At least 20,000 people are unable to work each month because of mental health problems, new data shows.

There has been calls for more tailored support for people experiencing mental ill health after figures from the Department for Work and Pensions (DWP) show that more than two-thirds of incapacity benefit claims are for mental health problems.

Incapacity benefit is paid through universal credit and new figures show that 69% of those on universal credit health benefits have been judged to be unfit for any work.

In the last two years, 69% of the assessments were for “mental and behavioural disorders”, with back and joint problems making up 48% of claims, and chronic pain and metabolic problems such as diabetes and obesity making up 15% of the claims.

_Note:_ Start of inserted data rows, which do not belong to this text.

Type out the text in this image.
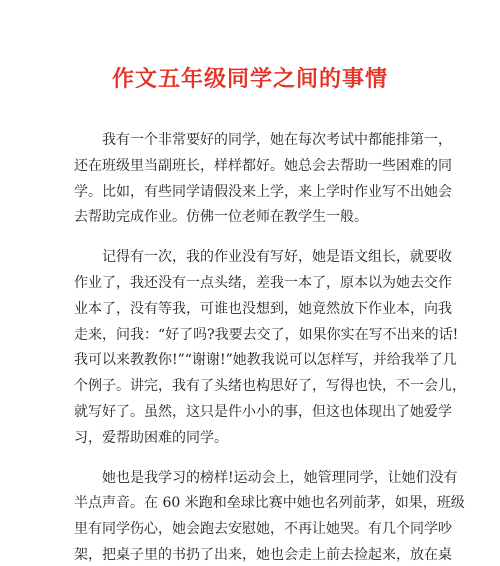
作文五年级同学之间的事情

我有一个非常要好的同学，她在每次考试中都能排第一，
还在班级里当副班长，样样都好。她总会去帮助一些困难的同
学。比如，有些同学请假没来上学，来上学时作业写不出她会
去帮助完成作业。仿佛一位老师在教学生一般。

记得有一次，我的作业没有写好，她是语文组长，就要收
作业了，我还没有一点头绪，差我一本了，原本以为她去交作
业本了，没有等我，可谁也没想到，她竟然放下作业本，向我
走来，问我：“好了吗?我要去交了，如果你实在写不出来的话!
我可以来教教你!”“谢谢!”她教我说可以怎样写，并给我举了几
个例子。讲完，我有了头绪也构思好了，写得也快，不一会儿，
就写好了。虽然，这只是件小小的事，但这也体现出了她爱学
习，爱帮助困难的同学。

她也是我学习的榜样!运动会上，她管理同学，让她们没有
半点声音。在 60 米跑和垒球比赛中她也名列前茅，如果，班级
里有同学伤心，她会跑去安慰她，不再让她哭。有几个同学吵
架，把桌子里的书扔了出来，她也会走上前去捡起来，放在桌
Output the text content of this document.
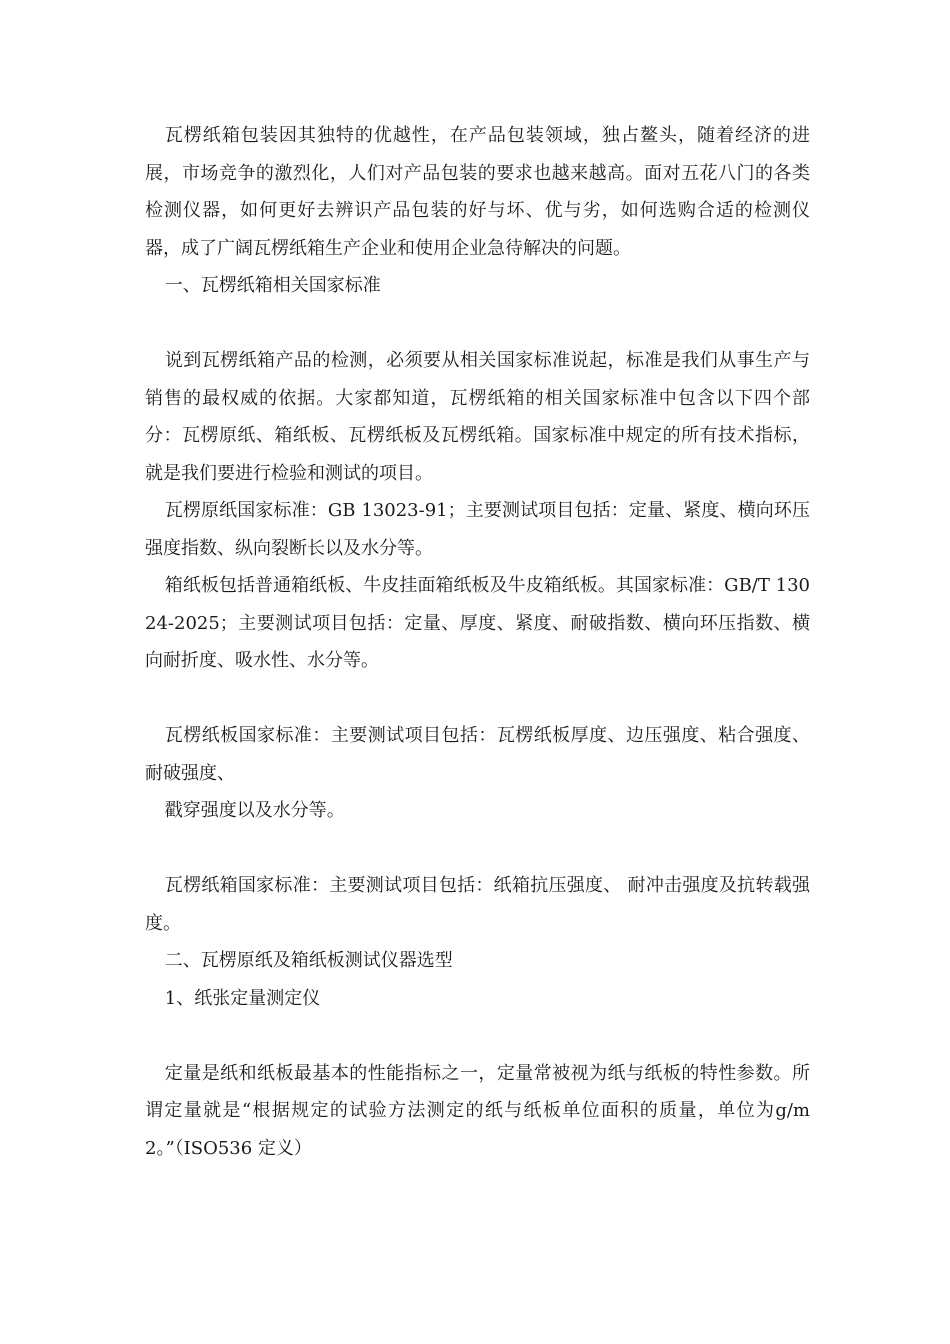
瓦楞纸箱包装因其独特的优越性，在产品包装领域，独占鳌头，随着经济的进展，市场竞争的激烈化，人们对产品包装的要求也越来越高。面对五花八门的各类检测仪器，如何更好去辨识产品包装的好与坏、优与劣，如何选购合适的检测仪器，成了广阔瓦楞纸箱生产企业和使用企业急待解决的问题。

一、瓦楞纸箱相关国家标准

说到瓦楞纸箱产品的检测，必须要从相关国家标准说起，标准是我们从事生产与销售的最权威的依据。大家都知道，瓦楞纸箱的相关国家标准中包含以下四个部分：瓦楞原纸、箱纸板、瓦楞纸板及瓦楞纸箱。国家标准中规定的所有技术指标，就是我们要进行检验和测试的项目。

瓦楞原纸国家标准：GB 13023-91；主要测试项目包括：定量、紧度、横向环压强度指数、纵向裂断长以及水分等。

箱纸板包括普通箱纸板、牛皮挂面箱纸板及牛皮箱纸板。其国家标准：GB/T 13024-2025；主要测试项目包括：定量、厚度、紧度、耐破指数、横向环压指数、横向耐折度、吸水性、水分等。

瓦楞纸板国家标准：主要测试项目包括：瓦楞纸板厚度、边压强度、粘合强度、耐破强度、

戳穿强度以及水分等。

瓦楞纸箱国家标准：主要测试项目包括：纸箱抗压强度、 耐冲击强度及抗转载强度。

二、瓦楞原纸及箱纸板测试仪器选型

1、纸张定量测定仪

定量是纸和纸板最基本的性能指标之一，定量常被视为纸与纸板的特性参数。所谓定量就是“根据规定的试验方法测定的纸与纸板单位面积的质量，单位为g/m2。”（ISO536 定义）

Christopher Rocks, from the thinktank Health Foundation, said the latest data “reinforces the increasing importance of mental health on people’s ability to work”.

He called for more tailored support, saying: “Ill health is driving the rise of people on out-of-work benefits and having a significant impact on the economy.

“Some recent government measures are a step in the right direction but can be scaled up and go further. However, measures that restrict benefit entitlement for people with work-limiting health conditions risk being counterproductive.”

Those receiving the benefits have, on average, 2.7 health conditions, highlighting how the number of people with complex illnesses is growing and that finding a quick fix when it comes to benefits is not easy.

Nil Güzelgün, from the mental health charity Mind, said the figures “highlight the acute need for mental health support”, and said there are 1.9 million people waiting for NHS mental health treatment.

She said: “People would love to work if they had access to the mental health support they need but that support just isn’t there.

“People need to be offered tailored support from experts if they are to return to work, not threats of losing what little money they currently have to live on.”

A DWP spokesperson said: “Our landmark welfare reforms will cut the number of people due to be put on to the highest tier of incapacity benefits by over 370,000 and instead give them personalised support, while our chance to work guarantee will enable people to try work without fear of losing their benefits.”